Q4 2025 earnings summary

26 Feb, 2026

Executive summary

  • Achieved 22 consecutive quarters of same-store sales outperformance versus ANTAD in Mexico, with 3% same-store sales growth in Q4 2025 and 6.9% total sales growth, despite a challenging consumption environment.

  • Consolidated sales for Q4 2025 were MXN 75,221 million, down 3% year-over-year, mainly due to U.S. headwinds and a 10% appreciation of the Mexican peso against the U.S. dollar.

  • Opened 142 stores in Mexico and 1 in the U.S. in 2025, the most aggressive expansion in company history.

  • Chedraui USA faced headwinds from stricter immigration enforcement and a U.S. government shutdown, resulting in negative same-store sales, but improved EBITDA margin through expense control.

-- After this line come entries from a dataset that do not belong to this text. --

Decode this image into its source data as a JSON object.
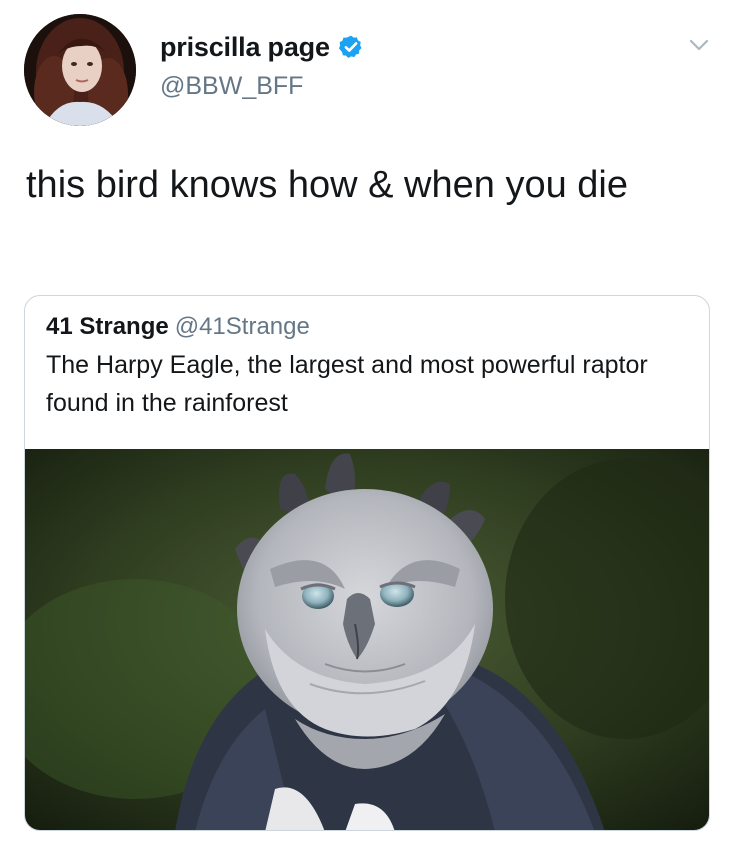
{
  "tweet": {
    "author": {
      "display_name": "priscilla page",
      "handle": "@BBW_BFF",
      "verified": true,
      "avatar": "profile-photo"
    },
    "text": "this bird knows how & when you die",
    "menu_icon": "chevron-down-icon"
  },
  "quoted_tweet": {
    "author_name": "41 Strange",
    "author_handle": "@41Strange",
    "text": "The Harpy Eagle, the largest and most powerful raptor found in the rainforest",
    "media": "harpy-eagle-photo"
  },
  "colors": {
    "primary_text": "#14171a",
    "secondary_text": "#657786",
    "verified_blue": "#1da1f2",
    "card_border": "#ccd6dd"
  }
}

  • Ended 2025 with 1,067 stores across Mexico and the U.S., with plans to open 147 stores in Mexico and 5 in the U.S. in 2026.

Financial highlights

  • Consolidated EBITDA excluding extraordinary items increased 9.7% year-over-year to MXN 6,498 million, with margin up 101 bps to 8.6%.

  • Including extraordinary items, Q4 2025 EBITDA declined 2.2% to MXN 5,793 million, margin up 7 bps to 7.7%.

  • Gross profit rose 2.9% to MXN 17,420 million, with margin at 23.2% (vs. 21.8% prior year), driven by inventory and promotion management.

  • Consolidated net income was MXN 1,846 million, or MXN 1,344 million including extraordinary items.

  • Net cash position at year-end was MXN 6,923 million; CapEx for 2025 was MXN 8,549 million (2.9% of sales), 25.4% lower than 2024.

Outlook and guidance

  • Plans to open 147 stores in Mexico (17 large format, rest Supercito) and 5 in the U.S. in 2026.

  • Expects at least 3% same-store sales growth in Mexico for 2026, with double-digit e-commerce growth and penetration targeted to reach 5%.

  • Focus on maintaining market share gains in Mexico and adapting to challenging U.S. market conditions.

  • Long-term growth strategy has resulted in a 14% net income CAGR over the last four years.

  • Profitability has benefited from both M&A activity and organic expansion.